I raise my eyebrows. We haven't done this in a while.
"What are we racing for?" I ask, turning to look up at Levi.
Only it's not the Levi I'm expecting to see, with that new, easy smile I've gotten used to or the old mischief in his eyes. They're both still there, but under something that's brimming, something that's hopeful and nervous and so sincere that it feels like the breeze has dipped low in my stomach before I even know what he's going to say.
His throat bobs, his eyes so earnest on mine that my heart starts fluttering in my chest like it's trying to fly out of it.
"If you win," he says, his voice quiet and steady, "you marry me."
All at once my eyes are welling up, a smile blooming on my face.
"And if you win?" I manage to ask through the tide already swelling in me, threatening to tip me over right into the sand.
"If I win, you marry me," he says, with a watery smile of his own.
I twist my lip, trying not to laugh, trying not to cry, but the way he's looking at me right now—with so much love that it puts the infinite expanse of the ocean to shame—it's proving a near impossible feat.
"Those are some pretty high stakes," I say, my throat tight with happiness.
Levi nods and says, "We'll have to give it our all."
"All right," I say, drawing a starting line in the sand. The first one I've ever drawn knowing that it doesn't have a finish. "On your mark—get set— go. "
And then we're off, feet flying, wind whipping around us, breathing in salt and sand, past and future, heartache and hope as we run our last race, the endless one, the only one that counts. The one that stretches beyond the pier, beyond the view I used to stare at from the top of my old tree, beyond the two of us, pulling us forward even as we push ourselves toward it. Already I can feel these moments becoming a part of our history; already I can feel the magic of them crystallizing in my heart, a steady certainty against wild joy. The beginning of something that isn't the end of anything else, that doesn't have an end of its own.
I know what's going to happen before Levi's arm wraps around my waist, before he swoops me up again the way he did a year ago, just before the photo of us in the sand dune went viral. I let out a giddy, half-shrieking laugh just the same as we cross the pier together and Levi angles us back into the dune, the two of us rolling in a heap until we come to a breathless stop, backs against the sand and eyes staring up at the stars. I turn my head toward his and find his eyes already on mine.
"Dead tie," he observes, shifting himself up to offer me his hand.
I take it, easing back onto my feet. "So what now?" I ask, lightly teasing as he pulls me in tight.

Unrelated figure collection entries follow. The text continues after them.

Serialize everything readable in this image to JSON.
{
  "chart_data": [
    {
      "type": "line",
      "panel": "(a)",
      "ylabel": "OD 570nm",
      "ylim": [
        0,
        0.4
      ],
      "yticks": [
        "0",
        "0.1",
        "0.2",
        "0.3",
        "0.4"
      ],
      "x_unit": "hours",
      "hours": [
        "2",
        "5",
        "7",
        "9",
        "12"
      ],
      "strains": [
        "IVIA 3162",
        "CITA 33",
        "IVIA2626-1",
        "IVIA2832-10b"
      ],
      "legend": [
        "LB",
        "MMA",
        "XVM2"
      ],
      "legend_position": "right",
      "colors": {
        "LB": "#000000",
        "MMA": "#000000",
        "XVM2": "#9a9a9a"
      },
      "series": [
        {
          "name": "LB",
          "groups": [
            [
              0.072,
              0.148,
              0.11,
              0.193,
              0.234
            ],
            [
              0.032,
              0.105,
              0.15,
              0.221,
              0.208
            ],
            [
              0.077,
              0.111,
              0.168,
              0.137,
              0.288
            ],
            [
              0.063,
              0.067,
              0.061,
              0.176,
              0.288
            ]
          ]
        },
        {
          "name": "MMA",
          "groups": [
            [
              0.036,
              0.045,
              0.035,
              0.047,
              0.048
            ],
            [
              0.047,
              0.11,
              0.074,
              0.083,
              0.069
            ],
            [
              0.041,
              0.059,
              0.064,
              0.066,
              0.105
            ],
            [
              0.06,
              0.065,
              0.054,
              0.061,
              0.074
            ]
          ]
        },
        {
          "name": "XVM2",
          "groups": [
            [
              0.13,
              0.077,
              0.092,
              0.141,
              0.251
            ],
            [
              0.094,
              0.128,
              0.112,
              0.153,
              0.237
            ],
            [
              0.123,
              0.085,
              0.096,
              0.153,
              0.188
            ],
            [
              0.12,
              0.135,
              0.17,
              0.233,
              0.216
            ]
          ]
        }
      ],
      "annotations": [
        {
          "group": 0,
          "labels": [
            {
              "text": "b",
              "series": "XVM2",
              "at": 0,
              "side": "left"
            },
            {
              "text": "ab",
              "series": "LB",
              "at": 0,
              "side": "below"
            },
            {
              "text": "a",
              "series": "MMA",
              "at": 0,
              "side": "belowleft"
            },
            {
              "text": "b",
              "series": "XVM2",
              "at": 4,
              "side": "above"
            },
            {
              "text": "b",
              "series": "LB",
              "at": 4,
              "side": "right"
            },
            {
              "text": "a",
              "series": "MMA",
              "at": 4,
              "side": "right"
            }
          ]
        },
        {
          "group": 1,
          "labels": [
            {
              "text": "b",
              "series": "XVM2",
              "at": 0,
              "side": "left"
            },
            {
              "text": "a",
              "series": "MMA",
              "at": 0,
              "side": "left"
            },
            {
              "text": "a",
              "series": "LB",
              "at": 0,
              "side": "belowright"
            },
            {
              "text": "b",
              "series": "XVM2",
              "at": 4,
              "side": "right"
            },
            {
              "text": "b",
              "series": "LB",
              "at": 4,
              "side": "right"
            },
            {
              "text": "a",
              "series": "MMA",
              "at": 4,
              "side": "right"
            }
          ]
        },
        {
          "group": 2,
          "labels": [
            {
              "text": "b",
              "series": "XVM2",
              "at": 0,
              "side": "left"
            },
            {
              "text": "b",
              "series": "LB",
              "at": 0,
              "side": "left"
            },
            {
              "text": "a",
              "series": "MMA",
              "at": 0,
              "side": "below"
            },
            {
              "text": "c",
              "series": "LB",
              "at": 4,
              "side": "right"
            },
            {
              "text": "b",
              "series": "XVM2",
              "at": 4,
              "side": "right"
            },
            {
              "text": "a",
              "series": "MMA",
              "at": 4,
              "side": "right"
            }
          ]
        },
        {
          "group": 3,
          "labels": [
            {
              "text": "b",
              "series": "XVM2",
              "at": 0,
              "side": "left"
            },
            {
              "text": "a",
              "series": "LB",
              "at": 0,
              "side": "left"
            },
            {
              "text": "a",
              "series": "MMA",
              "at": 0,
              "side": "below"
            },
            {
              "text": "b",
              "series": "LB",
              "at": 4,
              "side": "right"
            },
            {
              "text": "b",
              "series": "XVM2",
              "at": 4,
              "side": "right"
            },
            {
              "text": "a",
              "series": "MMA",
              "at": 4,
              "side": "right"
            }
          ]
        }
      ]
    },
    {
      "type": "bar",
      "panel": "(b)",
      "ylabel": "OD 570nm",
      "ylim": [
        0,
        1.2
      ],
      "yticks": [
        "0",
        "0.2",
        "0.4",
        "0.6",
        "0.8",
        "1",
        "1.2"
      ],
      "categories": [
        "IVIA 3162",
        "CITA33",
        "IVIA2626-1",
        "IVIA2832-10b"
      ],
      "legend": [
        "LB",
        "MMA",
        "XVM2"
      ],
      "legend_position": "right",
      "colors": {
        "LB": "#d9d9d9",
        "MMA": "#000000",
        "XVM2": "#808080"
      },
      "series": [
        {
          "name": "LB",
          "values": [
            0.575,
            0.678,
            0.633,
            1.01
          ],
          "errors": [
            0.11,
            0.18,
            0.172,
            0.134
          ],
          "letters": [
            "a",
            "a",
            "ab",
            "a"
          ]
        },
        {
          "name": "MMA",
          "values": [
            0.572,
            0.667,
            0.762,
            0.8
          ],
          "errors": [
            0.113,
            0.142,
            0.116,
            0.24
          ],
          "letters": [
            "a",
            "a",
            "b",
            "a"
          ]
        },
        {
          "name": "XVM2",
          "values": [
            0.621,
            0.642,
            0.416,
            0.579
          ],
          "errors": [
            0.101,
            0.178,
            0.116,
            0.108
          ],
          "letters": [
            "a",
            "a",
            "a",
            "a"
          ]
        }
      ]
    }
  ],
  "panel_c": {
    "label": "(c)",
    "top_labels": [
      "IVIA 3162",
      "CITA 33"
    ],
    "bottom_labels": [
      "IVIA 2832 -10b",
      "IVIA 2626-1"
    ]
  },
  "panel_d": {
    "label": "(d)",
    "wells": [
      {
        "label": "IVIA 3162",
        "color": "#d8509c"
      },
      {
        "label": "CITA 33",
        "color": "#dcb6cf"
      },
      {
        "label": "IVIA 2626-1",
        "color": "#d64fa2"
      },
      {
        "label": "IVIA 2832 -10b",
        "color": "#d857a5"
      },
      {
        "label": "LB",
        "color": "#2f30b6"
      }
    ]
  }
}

His voice is low, almost hoarse with feeling, as he gives me a quick squeeze before he lets me go. "It seems I'm just going to have to ask the old-fashioned way."
Levi's hand dips into his pocket, producing a small velvet box. He gets down on one knee in the sand, and I know he's probably had this planned for weeks—probably expected this to go a certain way—but suddenly I can't stand to have him that far from me, so I'm sinking to my knees too, facing Levi as his lip quirks through the beginning of happy tears.
"June Hart." His eyes have the same spark in them that I feel igniting in me, like we're passing back and forth a shared flame. "I'm already the luckiest person I know—lucky for every single day I've spent with you, from the time we were kids to the life we have now to all the days we have ahead."
He leans in close and opens the ring box, but I don't look down. I'm staring into the blue of his eyes and seeing that endless ocean from the top of the world again, a lifetime of possibility, a bright, wide-open future that's all ours.
"Will you marry me?"
I lean in to kiss him because he already knows my answer. Because we've known what we are to each other since the end of the very first race we ran, and every one we've run since—the two of us side by side in a constant tie. Same as we always have been, same as we always will be. Wherever it is we're going, we'll be together, every step of the way.